Toda la materia será su universo poético, el hombre,
la arcilla, la madera, la
larga costilla de Chile, arenosa, salina, volcánica, quijotesca
en su geografía despedazada, en la acidez del limón de sus pechos,
dulzura de su frente y el aplanado quebradizo ombligo, donde la nieve borra
toda posibilidad de sueños.
Borges, porteño raizal,
antiperonista obsesivo, conservador, conversador de pocos amigos, milonguero,
busca una y otra vez al Otro Borges, recorre el río de Heráclito quizás
para bañarse una y mil veces en
su misma agua, sin ir a la mar, que es el morir, permanecer en el tiempo
circular, adivinar quizás el ciego porvenir, resignarse a la vida, tapar de
palabras los relojes en el
secreto tic tac de las palabras.
Dos talantes muy distintos en Nuestra América,
Borges y Neruda, se levantan hoy como íconos indudables de la literatura
latinoamericana y universal castellana. Ellos edificaron una obra, trazaron un
camino y no son pocos los recodos
en la ruta de la literatura.
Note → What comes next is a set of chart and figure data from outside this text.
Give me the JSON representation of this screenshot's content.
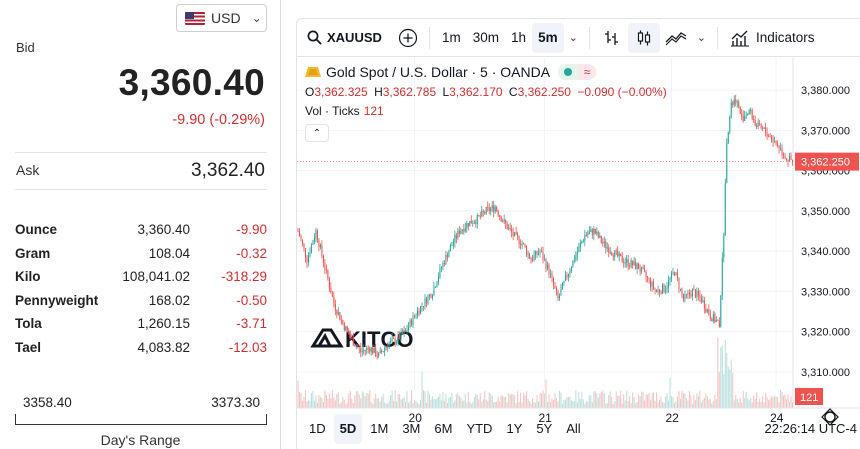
{
  "left_panel": {
    "currency": "USD",
    "bid_label": "Bid",
    "bid_value": "3,360.40",
    "bid_change": "-9.90 (-0.29%)",
    "ask_label": "Ask",
    "ask_value": "3,362.40",
    "units": [
      {
        "name": "Ounce",
        "price": "3,360.40",
        "change": "-9.90"
      },
      {
        "name": "Gram",
        "price": "108.04",
        "change": "-0.32"
      },
      {
        "name": "Kilo",
        "price": "108,041.02",
        "change": "-318.29"
      },
      {
        "name": "Pennyweight",
        "price": "168.02",
        "change": "-0.50"
      },
      {
        "name": "Tola",
        "price": "1,260.15",
        "change": "-3.71"
      },
      {
        "name": "Tael",
        "price": "4,083.82",
        "change": "-12.03"
      }
    ],
    "range_low": "3358.40",
    "range_high": "3373.30",
    "range_label": "Day's Range"
  },
  "toolbar": {
    "symbol": "XAUUSD",
    "intervals": [
      "1m",
      "30m",
      "1h",
      "5m"
    ],
    "active_interval": "5m",
    "indicators_label": "Indicators"
  },
  "legend": {
    "title": "Gold Spot / U.S. Dollar · 5 · OANDA",
    "o_key": "O",
    "o_val": "3,362.325",
    "h_key": "H",
    "h_val": "3,362.785",
    "l_key": "L",
    "l_val": "3,362.170",
    "c_key": "C",
    "c_val": "3,362.250",
    "change": "−0.090 (−0.00%)",
    "vol_label": "Vol · Ticks",
    "vol_value": "121"
  },
  "chart_data": {
    "type": "candlestick",
    "watermark": "KITCO",
    "y_ticks": [
      "3,380.000",
      "3,370.000",
      "3,360.000",
      "3,350.000",
      "3,340.000",
      "3,330.000",
      "3,320.000",
      "3,310.000"
    ],
    "y_values": [
      3380,
      3370,
      3360,
      3350,
      3340,
      3330,
      3320,
      3310
    ],
    "ylim": [
      3306,
      3388
    ],
    "x_ticks": [
      "20",
      "21",
      "22",
      "24"
    ],
    "x_tick_index": [
      78,
      165,
      250,
      320
    ],
    "last_price": "3,362.250",
    "last_value": 3362.25,
    "last_volume": "121",
    "path_points": [
      [
        0,
        3345
      ],
      [
        6,
        3338
      ],
      [
        12,
        3345
      ],
      [
        18,
        3336
      ],
      [
        24,
        3327
      ],
      [
        30,
        3322
      ],
      [
        36,
        3318
      ],
      [
        42,
        3315
      ],
      [
        48,
        3316
      ],
      [
        54,
        3314
      ],
      [
        60,
        3317
      ],
      [
        66,
        3318
      ],
      [
        72,
        3320
      ],
      [
        78,
        3324
      ],
      [
        84,
        3327
      ],
      [
        90,
        3330
      ],
      [
        96,
        3336
      ],
      [
        102,
        3341
      ],
      [
        108,
        3345
      ],
      [
        114,
        3347
      ],
      [
        120,
        3348
      ],
      [
        126,
        3350
      ],
      [
        132,
        3351
      ],
      [
        138,
        3347
      ],
      [
        144,
        3344
      ],
      [
        150,
        3342
      ],
      [
        156,
        3338
      ],
      [
        162,
        3340
      ],
      [
        168,
        3335
      ],
      [
        174,
        3328
      ],
      [
        180,
        3334
      ],
      [
        186,
        3339
      ],
      [
        192,
        3344
      ],
      [
        198,
        3345
      ],
      [
        204,
        3342
      ],
      [
        210,
        3340
      ],
      [
        216,
        3338
      ],
      [
        222,
        3337
      ],
      [
        228,
        3336
      ],
      [
        234,
        3333
      ],
      [
        240,
        3330
      ],
      [
        246,
        3331
      ],
      [
        252,
        3335
      ],
      [
        258,
        3328
      ],
      [
        264,
        3330
      ],
      [
        270,
        3328
      ],
      [
        276,
        3324
      ],
      [
        282,
        3322
      ],
      [
        285,
        3345
      ],
      [
        287,
        3368
      ],
      [
        290,
        3376
      ],
      [
        293,
        3378
      ],
      [
        297,
        3373
      ],
      [
        302,
        3375
      ],
      [
        307,
        3371
      ],
      [
        312,
        3370
      ],
      [
        317,
        3368
      ],
      [
        322,
        3366
      ],
      [
        327,
        3363
      ],
      [
        331,
        3362.25
      ]
    ],
    "bars": 332
  },
  "bottom": {
    "ranges": [
      "1D",
      "5D",
      "1M",
      "3M",
      "6M",
      "YTD",
      "1Y",
      "5Y",
      "All"
    ],
    "active_range": "5D",
    "clock": "22:26:14 UTC-4"
  },
  "colors": {
    "up": "#26a69a",
    "down": "#ef5350",
    "loss_text": "#d32f2f",
    "last_price_bg": "#ef5350"
  }
}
La poesía suele tener caminos aún más ignotos.
En ambos se conjuga una frase del argentino Ricardo Piglia,
en el Epílogo de su mágica obra de ensayos: Formas Breves: “La
literatura permite pensar en lo que no existe pero también lo que se anuncia
y todavía no es”. Neruda y Borges escribieron, a su manera, su vida.